The answer to these questions cannot be derived from the text of Article I, Sec. 7, cl. 1, read in isolation from other constitutional provisions. However, several of those other provisions are easy enough to find. Every member of the House faces reelection every two years. Moreover, the electorate in each Congressional district is composed of the broadest cross-section of its residents entitled to vote under state law. These two factors made it easier to replace a Representative (as opposed to a Senator) promptly in response to having proposed a tax, and made it possible to replace up to the entire membership of the House promptly after any such measure were adopted (and on a single election day).

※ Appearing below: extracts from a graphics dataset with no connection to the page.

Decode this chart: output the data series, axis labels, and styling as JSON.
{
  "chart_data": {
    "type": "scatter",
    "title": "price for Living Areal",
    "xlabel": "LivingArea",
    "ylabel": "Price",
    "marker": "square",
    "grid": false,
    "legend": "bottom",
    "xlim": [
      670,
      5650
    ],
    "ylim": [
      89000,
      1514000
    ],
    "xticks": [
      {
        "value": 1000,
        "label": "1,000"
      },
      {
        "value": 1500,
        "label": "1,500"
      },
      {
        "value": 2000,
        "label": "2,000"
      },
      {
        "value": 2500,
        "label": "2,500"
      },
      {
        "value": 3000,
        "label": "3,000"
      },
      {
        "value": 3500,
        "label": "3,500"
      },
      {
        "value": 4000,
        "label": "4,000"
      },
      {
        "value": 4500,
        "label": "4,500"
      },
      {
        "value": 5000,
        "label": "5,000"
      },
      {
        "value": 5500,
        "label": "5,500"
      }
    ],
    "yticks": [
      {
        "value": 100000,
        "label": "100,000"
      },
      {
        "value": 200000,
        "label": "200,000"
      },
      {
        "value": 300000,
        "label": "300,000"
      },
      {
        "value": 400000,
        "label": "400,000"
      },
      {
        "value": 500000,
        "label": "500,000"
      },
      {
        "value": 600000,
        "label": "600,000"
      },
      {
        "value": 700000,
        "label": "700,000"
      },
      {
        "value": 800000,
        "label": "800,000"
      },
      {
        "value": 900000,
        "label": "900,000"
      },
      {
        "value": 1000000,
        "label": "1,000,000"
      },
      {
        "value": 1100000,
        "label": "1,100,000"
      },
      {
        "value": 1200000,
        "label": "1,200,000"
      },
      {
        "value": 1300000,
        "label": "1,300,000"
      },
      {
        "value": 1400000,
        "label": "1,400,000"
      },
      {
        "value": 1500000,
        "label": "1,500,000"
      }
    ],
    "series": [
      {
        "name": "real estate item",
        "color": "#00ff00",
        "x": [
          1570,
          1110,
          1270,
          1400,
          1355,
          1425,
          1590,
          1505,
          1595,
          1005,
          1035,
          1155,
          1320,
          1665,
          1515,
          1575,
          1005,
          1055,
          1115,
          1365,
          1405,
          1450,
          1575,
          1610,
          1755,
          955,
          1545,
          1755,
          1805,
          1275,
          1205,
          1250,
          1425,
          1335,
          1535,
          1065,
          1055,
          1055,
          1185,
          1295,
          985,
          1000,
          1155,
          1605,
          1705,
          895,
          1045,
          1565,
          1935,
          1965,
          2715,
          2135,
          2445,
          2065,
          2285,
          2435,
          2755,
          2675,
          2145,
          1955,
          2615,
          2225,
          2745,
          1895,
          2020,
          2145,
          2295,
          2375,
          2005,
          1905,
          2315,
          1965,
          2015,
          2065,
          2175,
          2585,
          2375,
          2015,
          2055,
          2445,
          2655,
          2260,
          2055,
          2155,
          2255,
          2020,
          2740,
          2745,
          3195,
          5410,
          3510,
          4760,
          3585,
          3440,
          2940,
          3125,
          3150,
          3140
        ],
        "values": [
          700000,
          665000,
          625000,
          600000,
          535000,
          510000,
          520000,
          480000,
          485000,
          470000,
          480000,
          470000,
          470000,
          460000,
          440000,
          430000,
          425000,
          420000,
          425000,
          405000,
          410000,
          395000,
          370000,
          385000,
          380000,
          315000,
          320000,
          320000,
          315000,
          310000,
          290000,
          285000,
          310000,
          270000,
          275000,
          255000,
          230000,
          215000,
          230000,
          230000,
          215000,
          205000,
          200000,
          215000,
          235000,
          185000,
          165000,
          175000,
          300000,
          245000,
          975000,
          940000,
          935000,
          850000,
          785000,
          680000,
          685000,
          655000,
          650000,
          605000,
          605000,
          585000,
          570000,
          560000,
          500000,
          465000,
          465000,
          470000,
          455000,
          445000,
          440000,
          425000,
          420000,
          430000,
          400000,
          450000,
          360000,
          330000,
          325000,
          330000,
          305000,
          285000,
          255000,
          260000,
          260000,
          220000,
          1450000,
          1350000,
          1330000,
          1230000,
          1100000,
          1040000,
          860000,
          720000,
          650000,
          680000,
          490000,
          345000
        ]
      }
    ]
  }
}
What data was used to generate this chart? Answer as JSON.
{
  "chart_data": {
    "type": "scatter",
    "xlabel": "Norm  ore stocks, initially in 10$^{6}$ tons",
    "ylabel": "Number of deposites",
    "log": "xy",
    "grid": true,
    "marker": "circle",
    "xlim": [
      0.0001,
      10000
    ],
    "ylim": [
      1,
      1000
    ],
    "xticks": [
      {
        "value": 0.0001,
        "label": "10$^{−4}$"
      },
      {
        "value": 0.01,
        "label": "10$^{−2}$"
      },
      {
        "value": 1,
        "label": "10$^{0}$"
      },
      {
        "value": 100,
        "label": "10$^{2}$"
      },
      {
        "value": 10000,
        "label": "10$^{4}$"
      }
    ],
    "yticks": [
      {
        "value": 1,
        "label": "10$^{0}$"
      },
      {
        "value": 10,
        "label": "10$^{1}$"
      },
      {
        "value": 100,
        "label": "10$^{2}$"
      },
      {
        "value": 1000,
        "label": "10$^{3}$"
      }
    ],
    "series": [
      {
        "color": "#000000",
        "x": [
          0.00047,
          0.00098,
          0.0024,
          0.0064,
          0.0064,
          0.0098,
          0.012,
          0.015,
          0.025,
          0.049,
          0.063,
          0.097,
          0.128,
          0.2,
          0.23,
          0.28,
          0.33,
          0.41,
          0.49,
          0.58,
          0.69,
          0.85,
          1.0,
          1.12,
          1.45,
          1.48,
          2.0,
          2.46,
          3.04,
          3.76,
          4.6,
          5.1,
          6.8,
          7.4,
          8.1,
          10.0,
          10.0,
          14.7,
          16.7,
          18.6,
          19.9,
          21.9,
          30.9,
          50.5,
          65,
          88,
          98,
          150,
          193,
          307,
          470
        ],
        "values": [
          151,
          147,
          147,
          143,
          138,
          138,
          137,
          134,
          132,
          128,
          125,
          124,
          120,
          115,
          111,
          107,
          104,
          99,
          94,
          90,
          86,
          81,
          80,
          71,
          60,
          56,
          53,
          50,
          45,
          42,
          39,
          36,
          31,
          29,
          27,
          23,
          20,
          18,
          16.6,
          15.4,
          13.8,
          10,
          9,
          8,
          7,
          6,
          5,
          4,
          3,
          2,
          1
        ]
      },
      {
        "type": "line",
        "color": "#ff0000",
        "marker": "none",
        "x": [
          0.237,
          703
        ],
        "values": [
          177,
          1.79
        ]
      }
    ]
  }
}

Individual yeas and nays are not required in either chamber except when overriding a Presidential veto, but a requirement that a bill to lay a tax originate in the House helps the electorate identify the culprits if the adoption of the proposal offends them. You can see where these observations are leading without further elaboration. Article I, Sec. 7, cl. 1 is a special rule designed to promote the accountability of federal legislators to the people, i.e., it is a specific instance of a more general “postulate” of accountability. Several Justices have deduced the existence of that postulate from the presence of various sets of constitutional provisions even though no one clause or subset of clauses in the set proves its status as a constitutional norm.
6. If Article I, Sec. 7, cl. 1 is interpreted not only as a formal requirement but as evidences of a broader accountability-reinforcing norm of constitutional dimension, then the equation on which Part II-B of the Chief Justice’s opinion in NFIB breaks down insofar as it is a rule of law rather than a finding of fact. This is so because under the most limited version of an accountability norm, i.e., a version that applies only to the power to lay and collect taxes, a measure that has the arithmetic effect of raising income tax rates cannot be treated as an exercise of the power to lay and collect taxes, even if it met the formal requirements of origination in the House, without at least some evidence that Congress provided the electorate with information from which voters could determine whether Congress had voted to raise taxes.
7. This observation helps answer the question with which I started. An intellectual environment in which one plausibly might believe (or plausibly might think that others might be convinced) that as a matter of law, any measure that has the arithmetic effect of raising income tax rates is the result of an exercise of the power to lay and collect taxes is the legal culture typified by clause-bound interpretivism.